QuoteThe relay itself allows from some leeway regarding over/undervoltage (a typical figure would be 20%) and will still work.
So this is why this approach is acceptable? "9 volt supplies" aren't always 9 volt, but with that much leeway I guess it can tolerate a little variation in both the resistor and supply voltage.

Seljer

Inside it just an electromagnet being held back with a spring. The electromagnet doesn't overpower the spring directly at the rated voltage but a good bit before that. It's not a precision electromagnetic balance :D. Relays are rather spartan, no need for a fancy regulated supply for something this simple! They have to tolerate undervoltage if you ever got a really long cable run too. Or 12V automotive relays where the voltage is all over the place.

The only way to be sure or of what the limits are is to find a datasheet to know what exactly you've got. In the panasonic one you linked to ( http://pewa.panasonic.com/assets/pcsd/catalog/tq-catalog.pdf look at page 3)

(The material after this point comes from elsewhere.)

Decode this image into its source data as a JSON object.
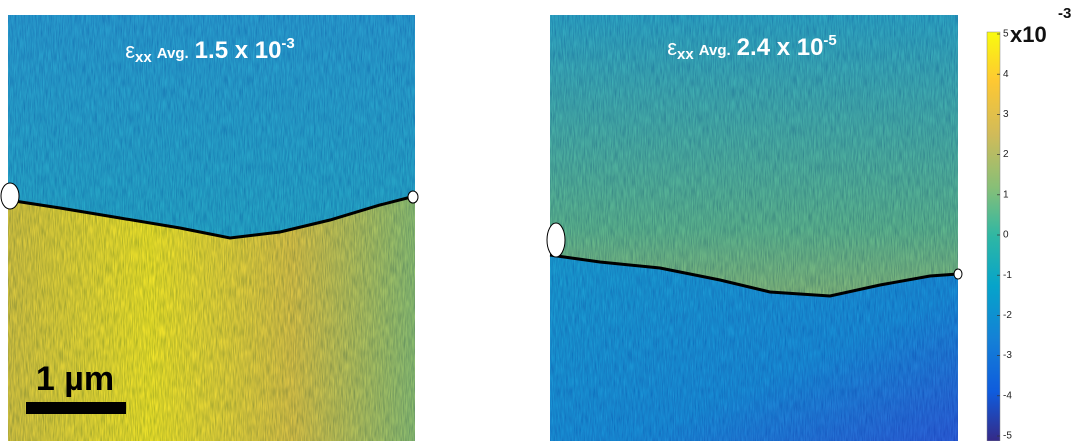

Pick-up voltage (minimum to reliably switch on): 75% or less of nominal voltage
Drop-out voltage (how low it has to get to reliably switch off): 10% of nominal voltage
Max. applied voltage (how high it can get before it burns up): 150% of nominal voltage

knutolai

Taking a good step back and actually looking at the current draw of the Single Side Stable Relay I've gotta say this is a very current demanding configuration! For the circuit to be active current must constantly flow through the coil (and the series resistor).
9 V/~300 Ohm = 30mA! :icon_redface: I can see why the 1/2-Coil Latching Relays are the preferred alternatives.

J0K3RX

You really should look at a "one-shot" bistable relay circuit of some sort.

Do a google search for the exact phrase below and you will see an awesome designed AVR based system! It's in another forum, of course

Generic I/O board for pedals, with bistable relay
Doesn't matter what you did to get it... If it sounds good, then it is good!

knutolai

Great project! I guess I might land on the MCU route. Thanks for all the effort guys. I feel a lot smarter, or less stupid, now on the Relay-topic. Hopefully other people will find this thread helpful too.

Seljer

Yes, the two state stable latching are much better regarding current usage. They are however, slightly less common to find and require more drive circuitry (and they don't offer the "smart" auto-bypass when you lose power)


But it's only an issue with battery powered pedals, it's really much of a hit when using an external power supply

samhay

FWIW, I use 12V non-latching relays from time-to-time (with a 9V supply). I like them as they are cheaper and easier to find than bi-stable relays, are simple to use, will give bypass on power-off, and seem to draw ~10 mA when on. Current draw is not great for batteries, but not too bad otherwise, and if you are using a uC to drive them, then you will be pulling a lot more than 10 mA anyway.
I'm a refugee of the great dropbox purge of '17.
Project details (schematics, layouts, etc) are slowly being added here: http://samdump.wordpress.com

Liquitone

yeah, I tried bi-stable relays and the circuit and didn't like how the connections to the relay got too cluttered. Although it shouldn't really be a problem with dual layer boards. On the plus side with non-latching relays current draw, it only draws that current when the pedal is not bypassed, which is ok for a wah. Perhaps more annoying with 'always on' type effects like treble boosters and fuzzes, but then you could swap the bypass jumper and effect in/out around to have it 'on' without drawing current.